"Never?" persisted Adolphe.

"Oh, I couldn't go so far as to say never," said Theophrastus. "In fact, I remember having dreamt four or five times in my life. I remember it because I always woke up at the same point in the dream; and it was always the same dream. But how on earth does it affect this business which is worrying us?"

"Dreams have never been explained by Science," said Adolphe solemnly. "It fancies that it has said everything when it has ascribed them to the effect of the imagination. But it gives us no explanation of the quite clear and distinct visions we sometimes have which have nothing whatever to do with the events or preoccupations of the previous day. In particular how are we to account for those visions of actually existing things which one has never seen in the waking state, things of which one has never even thought? Who will dare to say that they are not retrospective visions of events which have taken place before our present existence?"

"As a matter of fact, Adolphe, I can assure you that the things of which I dream—and I remember now that I have dreamt of them three times—are perhaps real in the past or future, but that I have never seen them in the present."

"You understand my point," said Adolphe in a gratified tone. "But what are these things you have dreamt of but never seen?"

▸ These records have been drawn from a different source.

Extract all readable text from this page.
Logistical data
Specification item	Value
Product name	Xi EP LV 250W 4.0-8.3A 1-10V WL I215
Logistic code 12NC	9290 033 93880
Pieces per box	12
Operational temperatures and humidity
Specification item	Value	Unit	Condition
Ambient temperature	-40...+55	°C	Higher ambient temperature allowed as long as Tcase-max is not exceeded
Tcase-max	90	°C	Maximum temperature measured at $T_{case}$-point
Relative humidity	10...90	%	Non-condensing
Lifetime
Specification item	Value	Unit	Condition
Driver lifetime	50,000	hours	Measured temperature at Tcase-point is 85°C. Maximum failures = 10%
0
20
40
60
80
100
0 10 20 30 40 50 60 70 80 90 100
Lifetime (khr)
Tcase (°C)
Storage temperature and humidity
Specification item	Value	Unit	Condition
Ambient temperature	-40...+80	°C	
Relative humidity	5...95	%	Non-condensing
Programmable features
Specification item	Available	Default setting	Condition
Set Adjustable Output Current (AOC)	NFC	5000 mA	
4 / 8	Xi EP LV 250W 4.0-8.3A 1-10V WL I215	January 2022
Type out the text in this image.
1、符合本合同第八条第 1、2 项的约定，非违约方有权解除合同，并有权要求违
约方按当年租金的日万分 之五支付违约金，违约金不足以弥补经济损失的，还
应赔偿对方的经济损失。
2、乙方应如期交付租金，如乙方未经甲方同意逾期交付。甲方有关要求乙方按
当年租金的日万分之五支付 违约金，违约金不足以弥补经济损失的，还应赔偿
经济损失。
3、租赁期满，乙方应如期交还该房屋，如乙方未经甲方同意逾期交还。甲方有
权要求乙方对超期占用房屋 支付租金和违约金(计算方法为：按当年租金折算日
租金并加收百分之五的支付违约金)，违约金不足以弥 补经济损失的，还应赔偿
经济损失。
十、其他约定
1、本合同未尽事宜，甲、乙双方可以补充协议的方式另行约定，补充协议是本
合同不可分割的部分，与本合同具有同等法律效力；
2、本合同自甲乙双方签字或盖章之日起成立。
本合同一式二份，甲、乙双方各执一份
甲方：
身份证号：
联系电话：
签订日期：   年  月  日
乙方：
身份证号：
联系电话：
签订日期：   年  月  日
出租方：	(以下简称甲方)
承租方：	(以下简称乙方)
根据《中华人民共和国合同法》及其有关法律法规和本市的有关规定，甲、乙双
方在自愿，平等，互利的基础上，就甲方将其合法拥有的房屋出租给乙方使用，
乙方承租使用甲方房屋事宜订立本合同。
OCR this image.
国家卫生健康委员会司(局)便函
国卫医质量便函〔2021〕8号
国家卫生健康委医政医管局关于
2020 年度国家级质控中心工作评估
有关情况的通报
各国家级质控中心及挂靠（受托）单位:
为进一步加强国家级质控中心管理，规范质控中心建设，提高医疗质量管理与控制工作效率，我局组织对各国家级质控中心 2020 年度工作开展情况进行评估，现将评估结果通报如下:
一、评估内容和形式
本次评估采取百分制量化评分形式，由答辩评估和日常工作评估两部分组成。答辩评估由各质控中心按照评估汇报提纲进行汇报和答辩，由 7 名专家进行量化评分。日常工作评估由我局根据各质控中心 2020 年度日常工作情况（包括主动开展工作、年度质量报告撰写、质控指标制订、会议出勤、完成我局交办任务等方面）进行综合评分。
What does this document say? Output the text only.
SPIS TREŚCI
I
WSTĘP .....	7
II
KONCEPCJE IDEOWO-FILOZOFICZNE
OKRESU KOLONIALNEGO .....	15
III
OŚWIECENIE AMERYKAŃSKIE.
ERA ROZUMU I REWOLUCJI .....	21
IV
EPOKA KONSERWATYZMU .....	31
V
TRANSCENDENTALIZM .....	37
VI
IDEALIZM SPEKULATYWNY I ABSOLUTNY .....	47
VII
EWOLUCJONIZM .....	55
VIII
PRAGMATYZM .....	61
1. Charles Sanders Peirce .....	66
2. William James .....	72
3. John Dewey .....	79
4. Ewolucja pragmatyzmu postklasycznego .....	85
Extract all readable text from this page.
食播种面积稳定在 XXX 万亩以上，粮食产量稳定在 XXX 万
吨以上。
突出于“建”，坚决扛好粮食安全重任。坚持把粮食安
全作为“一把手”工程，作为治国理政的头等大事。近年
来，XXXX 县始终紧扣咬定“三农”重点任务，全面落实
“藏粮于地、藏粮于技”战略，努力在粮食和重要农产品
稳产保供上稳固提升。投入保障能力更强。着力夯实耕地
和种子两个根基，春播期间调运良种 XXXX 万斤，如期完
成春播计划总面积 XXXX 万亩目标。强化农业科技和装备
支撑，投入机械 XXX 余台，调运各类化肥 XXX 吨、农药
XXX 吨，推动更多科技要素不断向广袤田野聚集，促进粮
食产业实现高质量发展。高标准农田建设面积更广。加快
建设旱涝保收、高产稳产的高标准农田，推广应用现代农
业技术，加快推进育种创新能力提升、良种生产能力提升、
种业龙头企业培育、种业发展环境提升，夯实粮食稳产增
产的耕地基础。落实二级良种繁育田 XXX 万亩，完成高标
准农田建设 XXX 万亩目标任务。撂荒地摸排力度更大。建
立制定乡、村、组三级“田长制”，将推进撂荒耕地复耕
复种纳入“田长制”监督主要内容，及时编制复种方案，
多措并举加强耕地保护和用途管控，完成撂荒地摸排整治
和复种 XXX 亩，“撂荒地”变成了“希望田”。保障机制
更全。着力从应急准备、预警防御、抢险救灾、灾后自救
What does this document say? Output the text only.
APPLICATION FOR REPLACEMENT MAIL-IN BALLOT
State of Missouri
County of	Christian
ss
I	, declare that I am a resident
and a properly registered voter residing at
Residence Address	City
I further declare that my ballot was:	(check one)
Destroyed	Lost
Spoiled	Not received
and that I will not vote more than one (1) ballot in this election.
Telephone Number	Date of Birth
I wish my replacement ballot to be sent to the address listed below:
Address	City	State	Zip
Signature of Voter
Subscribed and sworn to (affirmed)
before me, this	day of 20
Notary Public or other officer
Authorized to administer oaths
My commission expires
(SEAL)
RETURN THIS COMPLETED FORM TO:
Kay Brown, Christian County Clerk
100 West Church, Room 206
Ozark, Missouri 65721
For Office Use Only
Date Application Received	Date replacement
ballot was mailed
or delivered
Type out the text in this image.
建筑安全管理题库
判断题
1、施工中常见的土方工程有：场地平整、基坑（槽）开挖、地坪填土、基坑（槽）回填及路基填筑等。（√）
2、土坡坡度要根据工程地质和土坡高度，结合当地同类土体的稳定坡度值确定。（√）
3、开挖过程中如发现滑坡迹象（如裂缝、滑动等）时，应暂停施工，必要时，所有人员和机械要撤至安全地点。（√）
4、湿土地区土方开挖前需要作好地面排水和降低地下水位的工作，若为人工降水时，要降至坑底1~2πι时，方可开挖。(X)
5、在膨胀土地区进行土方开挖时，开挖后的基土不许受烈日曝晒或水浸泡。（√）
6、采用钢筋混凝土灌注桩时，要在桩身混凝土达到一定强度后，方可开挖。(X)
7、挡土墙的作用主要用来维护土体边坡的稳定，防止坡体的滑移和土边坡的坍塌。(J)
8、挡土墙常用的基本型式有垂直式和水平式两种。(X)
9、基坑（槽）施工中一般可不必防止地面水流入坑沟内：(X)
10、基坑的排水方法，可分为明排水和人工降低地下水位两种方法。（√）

"That won't take long to tell and thank goodness for it, for they're not particularly pleasant. I dreamt that I was married to a wife whom I called Marie-Antoinette and who annoyed me extremely."

"And then?" said Adolphe, whose eyes never quitted the document.

"And then I cut her up into little bits," said Theophrastus, blushing faintly.

"What a horrible thing to do!" cried Marceline.

"As a matter of fact it was rather horrible," said Theophrastus. "And then I put the pieces into a basket and was going to throw them into the Seine near the little bridge of the Hôtel-de-Ville. At that point I awoke; and I was jolly glad to awake, for it wasn't a pleasant dream."